BTC Asks Three Simple Questions

Brussels, Belgium, 13 May 2009 – Business Travel Coalition (BTC) today responded in disbelief that the International Air Transport Association (IATA) now insists its Passenger Intelligence Services (PaxIS) product is compliant with the new EU CRS Code of Conduct and was so from the date the new Code took effect on 29 March 2009. This latest position comes after recently arguing that the Code did not even apply to its organization.

In March, IATA emphatically told Aviation Daily that the Code did not apply to its PaxIS product. IATA dismissed BTC’s concerns out-of-hand and told the publication, “The concerns of the Business Travel Coalition appear to be misguided. Privacy is a concept applied to individuals, not commercial entities.”

In April, the European Commission confirmed in writing that IATA’s assertion was flatly wrong and IATA’s PaxIS product is indeed covered by the new Code, which was purposefully designed to shield the identification of travel agencies and corporations that purchase air transportation services except that the identity of the travel agency booking reservations may be disclosed if the travel agency specifically agrees to that disclosure.

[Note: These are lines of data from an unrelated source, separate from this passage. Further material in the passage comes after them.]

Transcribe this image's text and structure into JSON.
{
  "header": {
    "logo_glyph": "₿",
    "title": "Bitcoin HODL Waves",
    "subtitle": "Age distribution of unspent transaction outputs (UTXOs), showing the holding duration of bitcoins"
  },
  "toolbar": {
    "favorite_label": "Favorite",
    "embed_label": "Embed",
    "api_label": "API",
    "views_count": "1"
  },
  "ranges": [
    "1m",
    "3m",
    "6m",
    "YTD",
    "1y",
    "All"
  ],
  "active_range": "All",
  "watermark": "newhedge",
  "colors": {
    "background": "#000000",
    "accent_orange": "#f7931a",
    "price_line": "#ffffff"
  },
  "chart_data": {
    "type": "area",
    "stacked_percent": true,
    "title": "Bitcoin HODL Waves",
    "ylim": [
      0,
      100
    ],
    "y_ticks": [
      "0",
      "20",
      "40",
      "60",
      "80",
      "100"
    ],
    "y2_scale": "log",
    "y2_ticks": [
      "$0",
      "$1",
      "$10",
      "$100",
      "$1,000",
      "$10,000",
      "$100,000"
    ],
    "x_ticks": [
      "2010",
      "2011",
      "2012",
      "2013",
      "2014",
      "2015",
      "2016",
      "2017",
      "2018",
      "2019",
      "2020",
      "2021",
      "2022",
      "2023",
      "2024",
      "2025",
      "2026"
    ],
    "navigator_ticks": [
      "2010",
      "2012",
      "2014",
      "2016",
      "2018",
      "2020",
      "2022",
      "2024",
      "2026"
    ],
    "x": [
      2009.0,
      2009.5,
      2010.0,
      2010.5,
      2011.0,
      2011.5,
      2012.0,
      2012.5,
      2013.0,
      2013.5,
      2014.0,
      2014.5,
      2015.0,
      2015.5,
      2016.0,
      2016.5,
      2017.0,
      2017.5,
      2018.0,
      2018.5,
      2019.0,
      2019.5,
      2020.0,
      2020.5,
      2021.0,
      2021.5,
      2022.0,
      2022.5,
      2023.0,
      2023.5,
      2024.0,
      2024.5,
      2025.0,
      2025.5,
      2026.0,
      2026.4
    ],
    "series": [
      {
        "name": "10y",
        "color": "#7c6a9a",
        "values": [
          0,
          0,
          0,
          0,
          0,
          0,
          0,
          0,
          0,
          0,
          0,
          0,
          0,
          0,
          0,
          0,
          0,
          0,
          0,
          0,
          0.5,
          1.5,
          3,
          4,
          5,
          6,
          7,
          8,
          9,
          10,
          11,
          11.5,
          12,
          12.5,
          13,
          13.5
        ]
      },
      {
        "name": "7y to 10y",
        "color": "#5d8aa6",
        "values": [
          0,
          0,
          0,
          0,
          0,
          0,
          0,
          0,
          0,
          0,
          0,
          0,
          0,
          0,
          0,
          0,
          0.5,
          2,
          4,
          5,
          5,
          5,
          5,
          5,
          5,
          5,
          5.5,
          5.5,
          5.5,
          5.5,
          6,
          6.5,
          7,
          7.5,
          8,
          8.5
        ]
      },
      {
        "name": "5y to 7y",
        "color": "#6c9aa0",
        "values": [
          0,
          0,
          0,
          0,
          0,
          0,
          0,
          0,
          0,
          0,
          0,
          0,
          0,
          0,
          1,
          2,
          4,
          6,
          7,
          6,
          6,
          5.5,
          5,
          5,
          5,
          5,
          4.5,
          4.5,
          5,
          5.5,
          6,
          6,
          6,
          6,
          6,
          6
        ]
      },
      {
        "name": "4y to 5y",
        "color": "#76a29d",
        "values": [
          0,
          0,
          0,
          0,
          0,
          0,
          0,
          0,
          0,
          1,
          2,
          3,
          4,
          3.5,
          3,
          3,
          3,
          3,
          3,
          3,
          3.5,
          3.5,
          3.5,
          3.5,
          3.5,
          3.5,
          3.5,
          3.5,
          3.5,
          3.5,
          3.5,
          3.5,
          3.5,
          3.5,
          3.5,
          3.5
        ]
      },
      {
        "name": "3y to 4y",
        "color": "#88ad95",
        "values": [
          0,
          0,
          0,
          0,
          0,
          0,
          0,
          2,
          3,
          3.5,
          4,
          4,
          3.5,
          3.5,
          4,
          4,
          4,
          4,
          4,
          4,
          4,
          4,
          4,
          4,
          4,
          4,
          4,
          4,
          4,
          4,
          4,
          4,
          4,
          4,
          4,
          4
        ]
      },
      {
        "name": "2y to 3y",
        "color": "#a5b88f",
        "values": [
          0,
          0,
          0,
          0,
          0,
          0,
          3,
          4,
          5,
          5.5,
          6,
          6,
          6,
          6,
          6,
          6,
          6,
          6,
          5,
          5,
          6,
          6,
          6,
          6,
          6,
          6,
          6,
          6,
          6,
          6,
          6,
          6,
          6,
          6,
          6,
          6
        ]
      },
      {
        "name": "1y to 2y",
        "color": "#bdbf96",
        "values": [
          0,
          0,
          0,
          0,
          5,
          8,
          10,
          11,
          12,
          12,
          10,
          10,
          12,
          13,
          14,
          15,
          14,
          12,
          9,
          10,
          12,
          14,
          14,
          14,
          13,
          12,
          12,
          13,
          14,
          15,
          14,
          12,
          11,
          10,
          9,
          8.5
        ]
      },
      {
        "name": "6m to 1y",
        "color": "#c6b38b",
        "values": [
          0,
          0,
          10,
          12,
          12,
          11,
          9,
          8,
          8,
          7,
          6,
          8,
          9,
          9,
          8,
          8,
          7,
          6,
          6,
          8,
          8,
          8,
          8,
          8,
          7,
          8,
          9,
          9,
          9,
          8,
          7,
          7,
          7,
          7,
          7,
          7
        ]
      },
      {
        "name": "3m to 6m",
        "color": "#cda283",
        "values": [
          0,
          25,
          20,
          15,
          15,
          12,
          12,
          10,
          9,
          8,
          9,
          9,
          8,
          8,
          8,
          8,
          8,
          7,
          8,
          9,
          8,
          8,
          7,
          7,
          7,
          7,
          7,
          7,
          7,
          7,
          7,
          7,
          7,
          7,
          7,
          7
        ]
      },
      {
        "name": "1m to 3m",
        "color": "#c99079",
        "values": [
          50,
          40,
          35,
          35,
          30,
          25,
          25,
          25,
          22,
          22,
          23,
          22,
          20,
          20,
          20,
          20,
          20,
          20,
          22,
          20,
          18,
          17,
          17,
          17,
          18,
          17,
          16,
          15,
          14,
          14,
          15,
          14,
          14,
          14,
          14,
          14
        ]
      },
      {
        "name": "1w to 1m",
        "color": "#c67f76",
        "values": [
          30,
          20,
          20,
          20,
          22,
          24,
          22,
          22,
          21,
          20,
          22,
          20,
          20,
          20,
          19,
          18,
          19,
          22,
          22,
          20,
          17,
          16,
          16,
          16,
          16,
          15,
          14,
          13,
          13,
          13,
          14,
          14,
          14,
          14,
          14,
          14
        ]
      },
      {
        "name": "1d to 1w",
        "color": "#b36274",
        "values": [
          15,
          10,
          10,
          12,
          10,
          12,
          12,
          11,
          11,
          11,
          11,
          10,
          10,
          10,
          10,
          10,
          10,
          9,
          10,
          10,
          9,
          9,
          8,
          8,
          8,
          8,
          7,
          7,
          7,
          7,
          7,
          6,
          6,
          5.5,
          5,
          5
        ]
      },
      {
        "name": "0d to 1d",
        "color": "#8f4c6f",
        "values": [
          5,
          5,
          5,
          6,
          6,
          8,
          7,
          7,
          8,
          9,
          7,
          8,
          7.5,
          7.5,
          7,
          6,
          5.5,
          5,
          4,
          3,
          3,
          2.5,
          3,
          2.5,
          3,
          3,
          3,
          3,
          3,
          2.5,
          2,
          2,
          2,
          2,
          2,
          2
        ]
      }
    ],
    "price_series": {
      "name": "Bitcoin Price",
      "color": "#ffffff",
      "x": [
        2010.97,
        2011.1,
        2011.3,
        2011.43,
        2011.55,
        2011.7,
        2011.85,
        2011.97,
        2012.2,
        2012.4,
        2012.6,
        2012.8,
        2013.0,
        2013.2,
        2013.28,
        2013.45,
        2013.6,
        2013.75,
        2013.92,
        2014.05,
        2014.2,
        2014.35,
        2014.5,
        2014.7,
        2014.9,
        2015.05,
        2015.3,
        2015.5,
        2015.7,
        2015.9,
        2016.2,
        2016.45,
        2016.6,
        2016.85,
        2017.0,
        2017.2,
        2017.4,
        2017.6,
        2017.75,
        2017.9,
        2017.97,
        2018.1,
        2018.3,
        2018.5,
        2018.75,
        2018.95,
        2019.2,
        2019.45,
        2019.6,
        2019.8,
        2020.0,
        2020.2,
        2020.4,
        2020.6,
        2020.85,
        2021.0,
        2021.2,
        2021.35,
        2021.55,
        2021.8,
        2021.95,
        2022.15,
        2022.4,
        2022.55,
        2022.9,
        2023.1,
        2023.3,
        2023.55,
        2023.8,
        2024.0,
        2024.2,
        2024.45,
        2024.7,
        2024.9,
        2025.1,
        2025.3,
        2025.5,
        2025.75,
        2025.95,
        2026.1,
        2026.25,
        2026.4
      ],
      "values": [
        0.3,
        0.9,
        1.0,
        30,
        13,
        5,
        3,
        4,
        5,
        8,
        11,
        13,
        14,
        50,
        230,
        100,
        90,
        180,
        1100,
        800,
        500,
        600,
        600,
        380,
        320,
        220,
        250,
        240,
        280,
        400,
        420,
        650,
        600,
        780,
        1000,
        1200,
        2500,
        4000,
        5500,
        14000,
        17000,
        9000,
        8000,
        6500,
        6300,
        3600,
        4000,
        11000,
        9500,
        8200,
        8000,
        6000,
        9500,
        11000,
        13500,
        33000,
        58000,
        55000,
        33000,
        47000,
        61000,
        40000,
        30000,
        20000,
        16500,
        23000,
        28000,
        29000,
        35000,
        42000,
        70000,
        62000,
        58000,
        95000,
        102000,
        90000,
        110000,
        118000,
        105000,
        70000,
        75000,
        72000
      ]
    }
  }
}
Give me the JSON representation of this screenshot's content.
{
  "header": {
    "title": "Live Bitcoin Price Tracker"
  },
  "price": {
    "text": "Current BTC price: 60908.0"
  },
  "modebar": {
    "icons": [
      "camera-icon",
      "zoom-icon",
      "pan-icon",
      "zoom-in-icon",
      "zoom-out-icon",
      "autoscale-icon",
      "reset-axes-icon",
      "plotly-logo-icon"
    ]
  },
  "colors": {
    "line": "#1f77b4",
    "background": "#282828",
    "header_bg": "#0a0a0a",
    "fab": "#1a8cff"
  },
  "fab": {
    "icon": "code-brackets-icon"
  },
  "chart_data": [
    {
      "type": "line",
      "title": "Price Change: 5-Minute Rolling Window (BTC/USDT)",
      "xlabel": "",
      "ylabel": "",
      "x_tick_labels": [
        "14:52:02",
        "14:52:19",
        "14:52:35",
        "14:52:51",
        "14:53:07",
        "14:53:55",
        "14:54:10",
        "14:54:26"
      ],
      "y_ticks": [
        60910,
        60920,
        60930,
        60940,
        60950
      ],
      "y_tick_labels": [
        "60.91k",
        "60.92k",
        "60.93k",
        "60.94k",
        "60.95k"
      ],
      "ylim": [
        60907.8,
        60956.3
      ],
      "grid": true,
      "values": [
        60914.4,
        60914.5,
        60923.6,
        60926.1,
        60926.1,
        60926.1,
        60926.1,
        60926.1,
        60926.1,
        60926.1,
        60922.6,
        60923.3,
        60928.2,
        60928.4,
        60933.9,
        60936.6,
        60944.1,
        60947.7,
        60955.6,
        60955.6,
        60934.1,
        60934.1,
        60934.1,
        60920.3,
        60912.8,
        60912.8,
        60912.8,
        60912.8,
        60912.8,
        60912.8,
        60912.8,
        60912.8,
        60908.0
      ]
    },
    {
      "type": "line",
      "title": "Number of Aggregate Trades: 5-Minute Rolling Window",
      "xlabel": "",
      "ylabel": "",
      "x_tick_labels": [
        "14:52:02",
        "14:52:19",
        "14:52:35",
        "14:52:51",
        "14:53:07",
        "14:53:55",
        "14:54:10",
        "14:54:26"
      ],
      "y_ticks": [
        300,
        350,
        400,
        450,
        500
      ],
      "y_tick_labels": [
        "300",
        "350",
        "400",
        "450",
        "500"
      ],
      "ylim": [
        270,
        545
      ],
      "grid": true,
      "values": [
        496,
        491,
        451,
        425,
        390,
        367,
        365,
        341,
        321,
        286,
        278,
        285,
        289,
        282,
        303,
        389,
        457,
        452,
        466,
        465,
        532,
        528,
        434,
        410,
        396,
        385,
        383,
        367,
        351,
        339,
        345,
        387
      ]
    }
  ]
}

Now, IATA insisted last week to Business Travel News in a grand and sweeping statement that its PaxIS product is compliant with the revised Code.

BTC chairman Kevin Mitchell asks IATA once again to answer three simple questions with respect to why it holds itself out as is in compliance with the Code: “One, does IATA insist it is compliant because it is masking travel agency identities? Two, if IATA is not masking travel agency identities, what specific document (dated after 29 March 20091) can it produce to prove IATA has the required consent for identification in marketing data for each travel agency in Europe? Three, can IATA confirm that it is masking in all cases the identity of the corporate purchasers of air travel?"

Mitchell noted that the IATA PaxIS product is an especially intrusive and troubling data product because unlike any other data product, PaxIS shows the average price of tickets sold on specific routes on airline competitors by specific travel agents.

1Editor’s note: The European Commission has indicated that an agreement that permits travel agencies to be identified cannot be based on a contract executed prior to the new 29 March Code of Conduct, unless said agreement expressly includes a term on the acceptance by the travel agency to be identified in marketing data.